Der vorausgesagt Sturm blieb in der Nacht gottseidank aus, dennoch schüttet es am Morgen aus tief hängenden dunkelgrauen Wolken, in den Bergen hat es geschneit. Da sich das Wetter in den nächsten Tagen nicht wesentlich ändern soll, fahren wir zügig weiter. Schon bald erreichen wir die Renaissancestadt URBINO, die auf zwei Hügeln erbaut ist. Schon von den Römern gegründet erlebte die Stadt im 15. Jahrhundert ihre Blüte. Frederico de Montefeltro verdiente sich als höchst bezahlter Söldnerführer seiner Zeit neben Ruhm auch enormen Reichtum. So konnte der hochgebildete Fürst Künstler und Wissenschaftler an seinen Hof holen und URBINO zum geistig-künstlerischem Zentrum der Renaissance entwickeln. Zu weiteren Ruhm der Stadt wurde hier zur gleichen Zeit der berühmte Maler Raffael geboren.

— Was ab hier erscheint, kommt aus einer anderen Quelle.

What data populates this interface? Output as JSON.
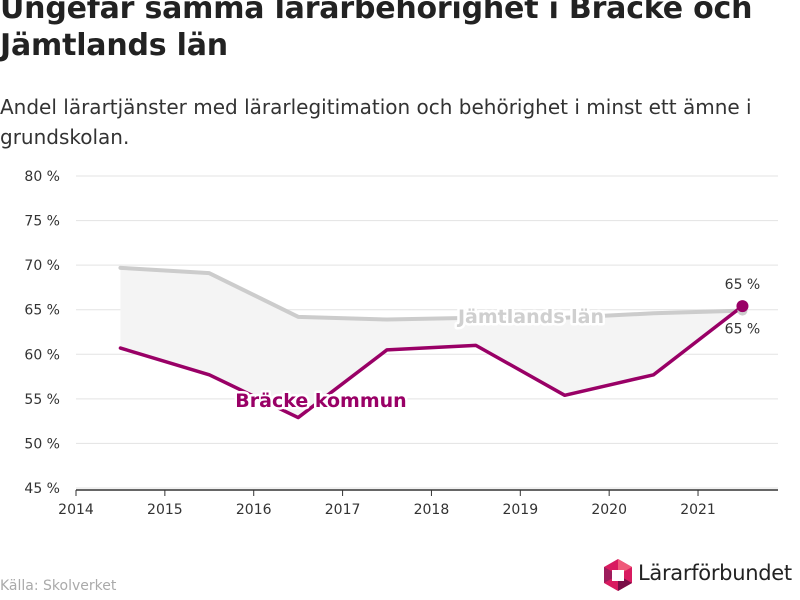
{
  "title": "Ungefär samma lärarbehörighet i Bräcke och Jämtlands län",
  "subtitle": "Andel lärartjänster med lärarlegitimation och behörighet i minst ett ämne i grundskolan.",
  "source": "Källa: Skolverket",
  "brand": {
    "name": "Lärarförbundet",
    "logo_icon": "hexagon-logo-icon"
  },
  "colors": {
    "bracke": "#990066",
    "lan": "#cccccc",
    "fill": "#f4f4f4",
    "grid": "#e3e3e3"
  },
  "chart_data": {
    "type": "line",
    "x_ticks": [
      "2014",
      "2015",
      "2016",
      "2017",
      "2018",
      "2019",
      "2020",
      "2021"
    ],
    "y_ticks": [
      "45 %",
      "50 %",
      "55 %",
      "60 %",
      "65 %",
      "70 %",
      "75 %",
      "80 %"
    ],
    "xlim": [
      2014,
      2021.9
    ],
    "ylim": [
      45,
      80
    ],
    "x": [
      2014.5,
      2015.5,
      2016.5,
      2017.5,
      2018.5,
      2019.5,
      2020.5,
      2021.5
    ],
    "series": [
      {
        "name": "Jämtlands län",
        "values": [
          69.7,
          69.1,
          64.2,
          63.9,
          64.1,
          64.1,
          64.6,
          64.9
        ]
      },
      {
        "name": "Bräcke kommun",
        "values": [
          60.7,
          57.7,
          52.9,
          60.5,
          61.0,
          55.4,
          57.7,
          65.4
        ]
      }
    ],
    "end_labels": [
      "65 %",
      "65 %"
    ],
    "grid": true
  }
}
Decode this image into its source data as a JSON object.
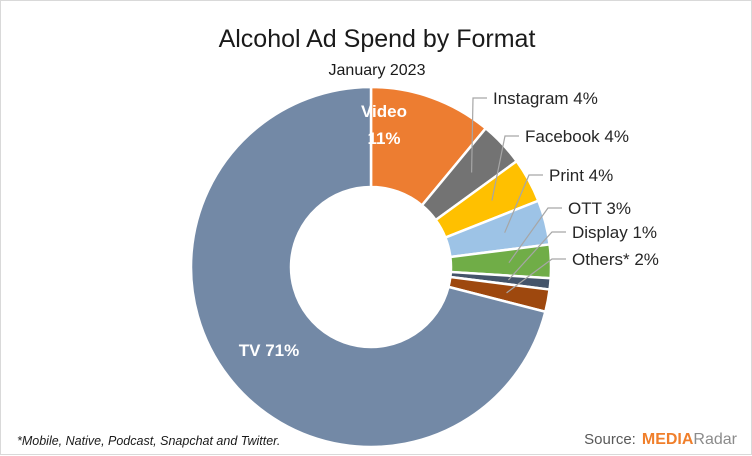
{
  "chart_data": {
    "type": "pie",
    "style": "donut",
    "title": "Alcohol Ad Spend by Format",
    "subtitle": "January 2023",
    "slices": [
      {
        "name": "Video",
        "value": 11,
        "label_line1": "Video",
        "label_line2": "11%",
        "color": "#ed7d31",
        "label": "inside"
      },
      {
        "name": "Instagram",
        "value": 4,
        "label_line1": "Instagram 4%",
        "color": "#737373",
        "label": "outside"
      },
      {
        "name": "Facebook",
        "value": 4,
        "label_line1": "Facebook 4%",
        "color": "#ffc000",
        "label": "outside"
      },
      {
        "name": "Print",
        "value": 4,
        "label_line1": "Print 4%",
        "color": "#9dc3e6",
        "label": "outside"
      },
      {
        "name": "OTT",
        "value": 3,
        "label_line1": "OTT 3%",
        "color": "#70ad47",
        "label": "outside"
      },
      {
        "name": "Display",
        "value": 1,
        "label_line1": "Display 1%",
        "color": "#44546a",
        "label": "outside"
      },
      {
        "name": "Others*",
        "value": 2,
        "label_line1": "Others* 2%",
        "color": "#9e480e",
        "label": "outside"
      },
      {
        "name": "TV",
        "value": 71,
        "label_line1": "TV 71%",
        "color": "#7389a6",
        "label": "inside"
      }
    ]
  },
  "footnote": "*Mobile, Native, Podcast, Snapchat and Twitter.",
  "source": {
    "label": "Source:",
    "brand_part1": "MEDIA",
    "brand_part2": "Radar"
  }
}
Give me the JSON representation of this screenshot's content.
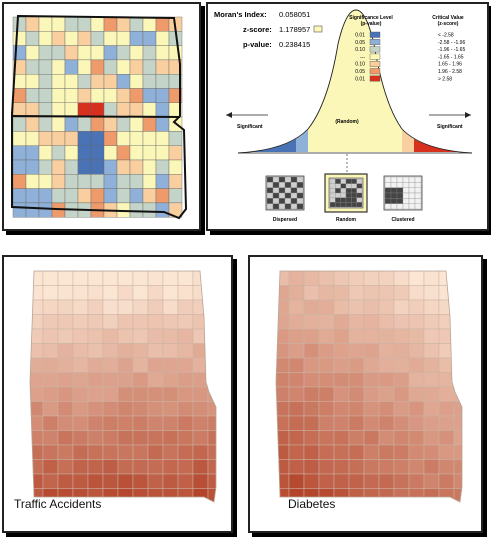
{
  "moran": {
    "index_label": "Moran's Index:",
    "index_value": "0.058051",
    "z_label": "z-score:",
    "z_value": "1.178957",
    "p_label": "p-value:",
    "p_value": "0.238415"
  },
  "legend": {
    "sig_header_1": "Significance Level",
    "sig_header_2": "(p-value)",
    "crit_header_1": "Critical Value",
    "crit_header_2": "(z-score)",
    "rows": [
      {
        "p": "0.01",
        "z": "< -2.58",
        "color": "#4a73b5"
      },
      {
        "p": "0.05",
        "z": "-2.58 - -1.96",
        "color": "#8fb0d8"
      },
      {
        "p": "0.10",
        "z": "-1.96 - -1.65",
        "color": "#c5d4c8"
      },
      {
        "p": "---",
        "z": "-1.65 - 1.65",
        "color": "#fbf7b8"
      },
      {
        "p": "0.10",
        "z": "1.65 - 1.96",
        "color": "#f9cfa0"
      },
      {
        "p": "0.05",
        "z": "1.96 - 2.58",
        "color": "#ef9a6a"
      },
      {
        "p": "0.01",
        "z": "> 2.58",
        "color": "#d7301f"
      }
    ]
  },
  "curve": {
    "significant_left": "Significant",
    "significant_right": "Significant",
    "random_label": "(Random)",
    "patterns": [
      "Dispersed",
      "Random",
      "Clustered"
    ]
  },
  "maps": {
    "traffic_caption": "Traffic Accidents",
    "diabetes_caption": "Diabetes"
  },
  "colors": {
    "low_strong": "#4a73b5",
    "low": "#8fb0d8",
    "low_weak": "#c5d4c8",
    "neutral": "#fbf7b8",
    "high_weak": "#f9cfa0",
    "high": "#ef9a6a",
    "high_strong": "#d7301f",
    "choropleth_light": "#fbe6d4",
    "choropleth_dark": "#b3442a"
  }
}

Mit dem Regenschirm bewaffnet ziehen wir durch die fast  leeren Gassen, kein Wunder bei dem Wetter. Die mächtigen Mauern, Paläste, Kirchen, selbst die Straßen sind aus gelbroten Ziegeln gebaut. Bei dunklem Himmel und Regen wirken sie düster, doch als die Sonne die Fassaden anstrahlt, beginnen die Steine in den schönsten Tönen zu leuchten. Gegenüber der Stadt liegt die CHIESA SAN BERNARDINO, die Grabstätte des Fürsten und seines Sohnes Guidobaldo. Sie ruhen vis-à-vis in schwarzen Marmorsarkophagen.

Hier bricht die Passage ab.